Die Initianten bezeichnen das als Angstmacherei. Bisher habe die AHV alle Herausforderungen schultern können. Die Beiträge stiegen mit der Zahl der Beschäftigten und der Produktivität der Wirtschaft, argumentieren sie.
Doch die Gegner haben weitere Vorbehalte. Sie befürchten, dass zusätzliche Lohnprozente Spuren im Arbeitsmarkt hinterlassen. Zudem drohe ein Generationenkonflikt, weil die Erwerbstätigen die Renten einer immer grösseren Zahl von Seniorinnen und Senioren berappen müssten. Die mit der Lebenserwartung steigende Bezugsdauer verschärft das Problem nach Ansicht der bürgerlichen Parteien und der Wirtschaft zusätzlich.
Nicht alle profitieren
In ihren Augen ist die Initiative auch zu wenig zielgerichtet. Bei einer Annahme hätte zwar die Mehrzahl der 2,2 Millionen AHV-Rentnerinnen und -Rentnern mehr Geld in der Tasche. Doch für rund 140’000 Personen, die auf Ergänzungsleistungen (EL) angewiesen sind, würde sich nichts ändern, wie der Bundesrat errechnet hat.

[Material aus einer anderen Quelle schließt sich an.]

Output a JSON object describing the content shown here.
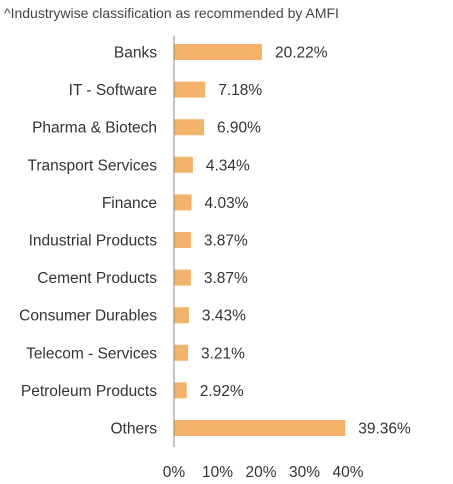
{
  "note": "^Industrywise classification as recommended by AMFI",
  "colors": {
    "bar": "#F4B36A",
    "axis": "#888888"
  },
  "chart_data": {
    "type": "bar",
    "orientation": "horizontal",
    "categories": [
      "Banks",
      "IT - Software",
      "Pharma & Biotech",
      "Transport Services",
      "Finance",
      "Industrial Products",
      "Cement Products",
      "Consumer Durables",
      "Telecom - Services",
      "Petroleum Products",
      "Others"
    ],
    "values": [
      20.22,
      7.18,
      6.9,
      4.34,
      4.03,
      3.87,
      3.87,
      3.43,
      3.21,
      2.92,
      39.36
    ],
    "value_labels": [
      "20.22%",
      "7.18%",
      "6.90%",
      "4.34%",
      "4.03%",
      "3.87%",
      "3.87%",
      "3.43%",
      "3.21%",
      "2.92%",
      "39.36%"
    ],
    "xlim": [
      0,
      40
    ],
    "xticks": [
      0,
      10,
      20,
      30,
      40
    ],
    "xtick_labels": [
      "0%",
      "10%",
      "20%",
      "30%",
      "40%"
    ],
    "grid": false,
    "legend": "none"
  }
}
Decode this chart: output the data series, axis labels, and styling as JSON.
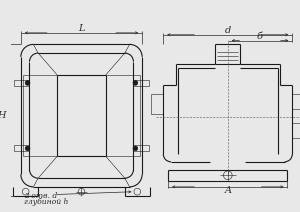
{
  "bg_color": "#e8e8e8",
  "line_color": "#1a1a1a",
  "dim_color": "#2a2a2a",
  "annotation_text_1": "2 отв. d",
  "annotation_text_2": "глубиной h",
  "dim_L": "L",
  "dim_H": "H",
  "dim_d_top": "d",
  "dim_b": "б",
  "dim_A": "A",
  "figsize": [
    3.0,
    2.12
  ],
  "dpi": 100
}
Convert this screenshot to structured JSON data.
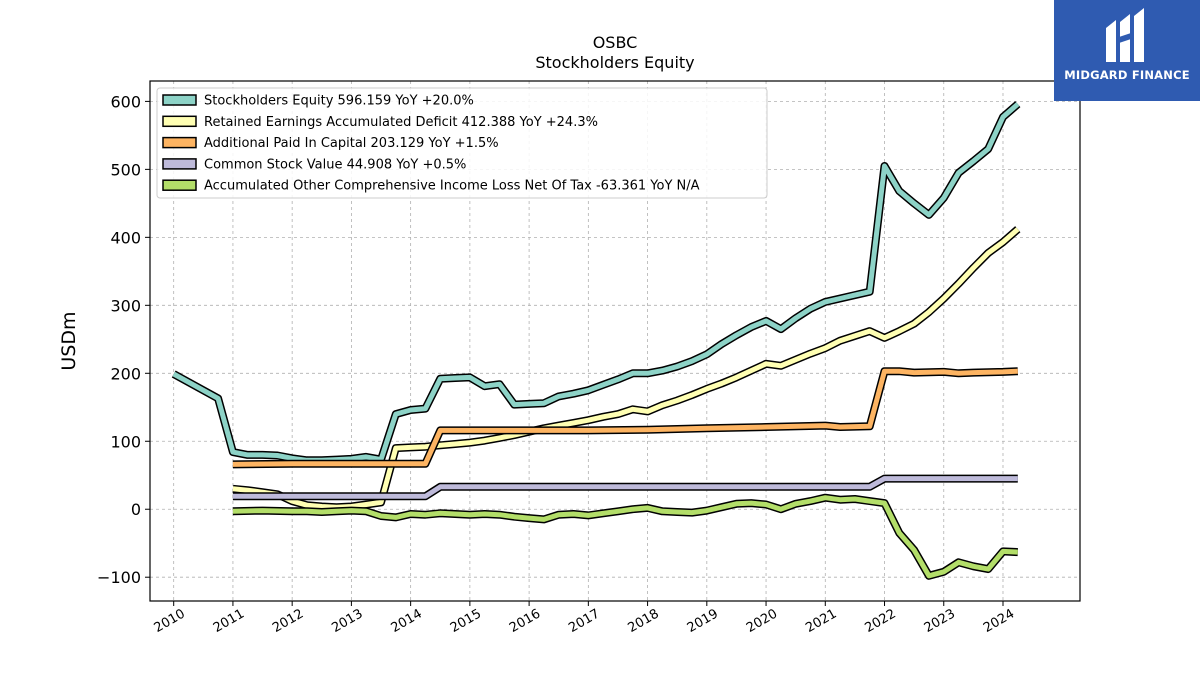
{
  "brand": {
    "name": "MIDGARD FINANCE",
    "bg_color": "#2f5bb1"
  },
  "chart_data": {
    "type": "line",
    "title": "OSBC",
    "subtitle": "Stockholders  Equity",
    "xlabel": "",
    "ylabel": "USDm",
    "xlim": [
      2009.6,
      2025.3
    ],
    "ylim": [
      -135,
      630
    ],
    "x_ticks": [
      "2010",
      "2011",
      "2012",
      "2013",
      "2014",
      "2015",
      "2016",
      "2017",
      "2018",
      "2019",
      "2020",
      "2021",
      "2022",
      "2023",
      "2024"
    ],
    "y_ticks": [
      -100,
      0,
      100,
      200,
      300,
      400,
      500,
      600
    ],
    "y_tick_labels": [
      "−100",
      "0",
      "100",
      "200",
      "300",
      "400",
      "500",
      "600"
    ],
    "grid": true,
    "legend_position": "upper-left",
    "series": [
      {
        "name": "Stockholders Equity  596.159 YoY +20.0%",
        "color": "#8dd3c7",
        "points": [
          [
            2010.0,
            199
          ],
          [
            2010.75,
            163
          ],
          [
            2011.0,
            84
          ],
          [
            2011.25,
            80
          ],
          [
            2011.5,
            80
          ],
          [
            2011.75,
            79
          ],
          [
            2012.0,
            75
          ],
          [
            2012.25,
            72
          ],
          [
            2012.5,
            72
          ],
          [
            2012.75,
            73
          ],
          [
            2013.0,
            74
          ],
          [
            2013.25,
            77
          ],
          [
            2013.5,
            73
          ],
          [
            2013.75,
            140
          ],
          [
            2014.0,
            146
          ],
          [
            2014.25,
            148
          ],
          [
            2014.5,
            192
          ],
          [
            2014.75,
            193
          ],
          [
            2015.0,
            194
          ],
          [
            2015.25,
            181
          ],
          [
            2015.5,
            184
          ],
          [
            2015.75,
            154
          ],
          [
            2016.0,
            155
          ],
          [
            2016.25,
            156
          ],
          [
            2016.5,
            166
          ],
          [
            2016.75,
            170
          ],
          [
            2017.0,
            175
          ],
          [
            2017.25,
            183
          ],
          [
            2017.5,
            191
          ],
          [
            2017.75,
            200
          ],
          [
            2018.0,
            200
          ],
          [
            2018.25,
            204
          ],
          [
            2018.5,
            210
          ],
          [
            2018.75,
            218
          ],
          [
            2019.0,
            228
          ],
          [
            2019.25,
            243
          ],
          [
            2019.5,
            256
          ],
          [
            2019.75,
            268
          ],
          [
            2020.0,
            277
          ],
          [
            2020.25,
            265
          ],
          [
            2020.5,
            281
          ],
          [
            2020.75,
            295
          ],
          [
            2021.0,
            305
          ],
          [
            2021.25,
            310
          ],
          [
            2021.5,
            315
          ],
          [
            2021.75,
            320
          ],
          [
            2022.0,
            505
          ],
          [
            2022.25,
            468
          ],
          [
            2022.5,
            450
          ],
          [
            2022.75,
            433
          ],
          [
            2023.0,
            458
          ],
          [
            2023.25,
            495
          ],
          [
            2023.5,
            512
          ],
          [
            2023.75,
            530
          ],
          [
            2024.0,
            577
          ],
          [
            2024.25,
            596
          ]
        ]
      },
      {
        "name": "Retained Earnings Accumulated Deficit  412.388 YoY +24.3%",
        "color": "#ffffb3",
        "points": [
          [
            2011.0,
            30
          ],
          [
            2011.25,
            28
          ],
          [
            2011.5,
            25
          ],
          [
            2011.75,
            22
          ],
          [
            2012.0,
            12
          ],
          [
            2012.25,
            6
          ],
          [
            2012.5,
            4
          ],
          [
            2012.75,
            3
          ],
          [
            2013.0,
            4
          ],
          [
            2013.25,
            7
          ],
          [
            2013.5,
            10
          ],
          [
            2013.75,
            90
          ],
          [
            2014.0,
            91
          ],
          [
            2014.25,
            92
          ],
          [
            2014.5,
            94
          ],
          [
            2014.75,
            96
          ],
          [
            2015.0,
            98
          ],
          [
            2015.25,
            101
          ],
          [
            2015.5,
            105
          ],
          [
            2015.75,
            109
          ],
          [
            2016.0,
            114
          ],
          [
            2016.25,
            119
          ],
          [
            2016.5,
            123
          ],
          [
            2016.75,
            127
          ],
          [
            2017.0,
            131
          ],
          [
            2017.25,
            136
          ],
          [
            2017.5,
            140
          ],
          [
            2017.75,
            147
          ],
          [
            2018.0,
            144
          ],
          [
            2018.25,
            153
          ],
          [
            2018.5,
            160
          ],
          [
            2018.75,
            168
          ],
          [
            2019.0,
            177
          ],
          [
            2019.25,
            185
          ],
          [
            2019.5,
            194
          ],
          [
            2019.75,
            204
          ],
          [
            2020.0,
            214
          ],
          [
            2020.25,
            211
          ],
          [
            2020.5,
            220
          ],
          [
            2020.75,
            229
          ],
          [
            2021.0,
            237
          ],
          [
            2021.25,
            248
          ],
          [
            2021.5,
            255
          ],
          [
            2021.75,
            262
          ],
          [
            2022.0,
            252
          ],
          [
            2022.25,
            262
          ],
          [
            2022.5,
            273
          ],
          [
            2022.75,
            290
          ],
          [
            2023.0,
            310
          ],
          [
            2023.25,
            332
          ],
          [
            2023.5,
            355
          ],
          [
            2023.75,
            377
          ],
          [
            2024.0,
            393
          ],
          [
            2024.25,
            412
          ]
        ]
      },
      {
        "name": "Additional Paid In Capital  203.129 YoY +1.5%",
        "color": "#fdb462",
        "points": [
          [
            2011.0,
            66
          ],
          [
            2012.0,
            67
          ],
          [
            2013.0,
            67
          ],
          [
            2014.0,
            67
          ],
          [
            2014.25,
            67
          ],
          [
            2014.5,
            116
          ],
          [
            2015.0,
            116
          ],
          [
            2016.0,
            116
          ],
          [
            2017.0,
            116
          ],
          [
            2018.0,
            117
          ],
          [
            2019.0,
            119
          ],
          [
            2020.0,
            121
          ],
          [
            2021.0,
            123
          ],
          [
            2021.25,
            121
          ],
          [
            2021.75,
            122
          ],
          [
            2022.0,
            203
          ],
          [
            2022.25,
            203
          ],
          [
            2022.5,
            201
          ],
          [
            2023.0,
            202
          ],
          [
            2023.25,
            200
          ],
          [
            2023.5,
            201
          ],
          [
            2024.0,
            202
          ],
          [
            2024.25,
            203
          ]
        ]
      },
      {
        "name": "Common Stock Value  44.908 YoY +0.5%",
        "color": "#bebada",
        "points": [
          [
            2011.0,
            19
          ],
          [
            2012.0,
            19
          ],
          [
            2013.0,
            19
          ],
          [
            2014.0,
            19
          ],
          [
            2014.25,
            19
          ],
          [
            2014.5,
            33
          ],
          [
            2015.0,
            33
          ],
          [
            2016.0,
            33
          ],
          [
            2017.0,
            33
          ],
          [
            2018.0,
            33
          ],
          [
            2019.0,
            33
          ],
          [
            2020.0,
            33
          ],
          [
            2021.0,
            33
          ],
          [
            2021.75,
            33
          ],
          [
            2022.0,
            45
          ],
          [
            2023.0,
            45
          ],
          [
            2024.0,
            45
          ],
          [
            2024.25,
            45
          ]
        ]
      },
      {
        "name": "Accumulated Other Comprehensive Income Loss Net Of Tax  -63.361 YoY N/A",
        "color": "#b3de69",
        "points": [
          [
            2011.0,
            -3
          ],
          [
            2011.5,
            -2
          ],
          [
            2012.0,
            -3
          ],
          [
            2012.25,
            -3
          ],
          [
            2012.5,
            -4
          ],
          [
            2012.75,
            -3
          ],
          [
            2013.0,
            -2
          ],
          [
            2013.25,
            -3
          ],
          [
            2013.5,
            -10
          ],
          [
            2013.75,
            -12
          ],
          [
            2014.0,
            -7
          ],
          [
            2014.25,
            -8
          ],
          [
            2014.5,
            -6
          ],
          [
            2014.75,
            -7
          ],
          [
            2015.0,
            -8
          ],
          [
            2015.25,
            -7
          ],
          [
            2015.5,
            -8
          ],
          [
            2015.75,
            -11
          ],
          [
            2016.0,
            -13
          ],
          [
            2016.25,
            -15
          ],
          [
            2016.5,
            -8
          ],
          [
            2016.75,
            -7
          ],
          [
            2017.0,
            -9
          ],
          [
            2017.25,
            -6
          ],
          [
            2017.5,
            -3
          ],
          [
            2017.75,
            0
          ],
          [
            2018.0,
            2
          ],
          [
            2018.25,
            -3
          ],
          [
            2018.5,
            -4
          ],
          [
            2018.75,
            -5
          ],
          [
            2019.0,
            -2
          ],
          [
            2019.25,
            3
          ],
          [
            2019.5,
            8
          ],
          [
            2019.75,
            9
          ],
          [
            2020.0,
            7
          ],
          [
            2020.25,
            0
          ],
          [
            2020.5,
            8
          ],
          [
            2020.75,
            12
          ],
          [
            2021.0,
            17
          ],
          [
            2021.25,
            14
          ],
          [
            2021.5,
            15
          ],
          [
            2021.75,
            12
          ],
          [
            2022.0,
            9
          ],
          [
            2022.25,
            -35
          ],
          [
            2022.5,
            -60
          ],
          [
            2022.75,
            -98
          ],
          [
            2023.0,
            -92
          ],
          [
            2023.25,
            -78
          ],
          [
            2023.5,
            -84
          ],
          [
            2023.75,
            -88
          ],
          [
            2024.0,
            -62
          ],
          [
            2024.25,
            -63
          ]
        ]
      }
    ]
  }
}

Ihre EL würde wegen der höheren Rente um den entsprechenden Betrag gekürzt.
15’000 Personen hätten unter dem Strich sogar weniger Geld, weil sie ihren Anspruch auf die steuerfreien Ergänzungsleistungen verlieren. Das sind 0,7 Prozent der AHV-Bezüger. Nach Ansicht des SGB muss dieses Problem im Umsetzungsgesetz gelöst werden.
Die Situation der EL-Bezügerinnen und -Bezüger ist einer der Gründe, weshalb der Bundesrat die Initiative ablehnt. Ein anderer ist die zusätzliche Belastung der Bundeskasse. Im Jahr 2030 müsste der Bund wohl schon 1,1 Milliarden Franken pro Jahr zusätzlich zur AHV beisteuern.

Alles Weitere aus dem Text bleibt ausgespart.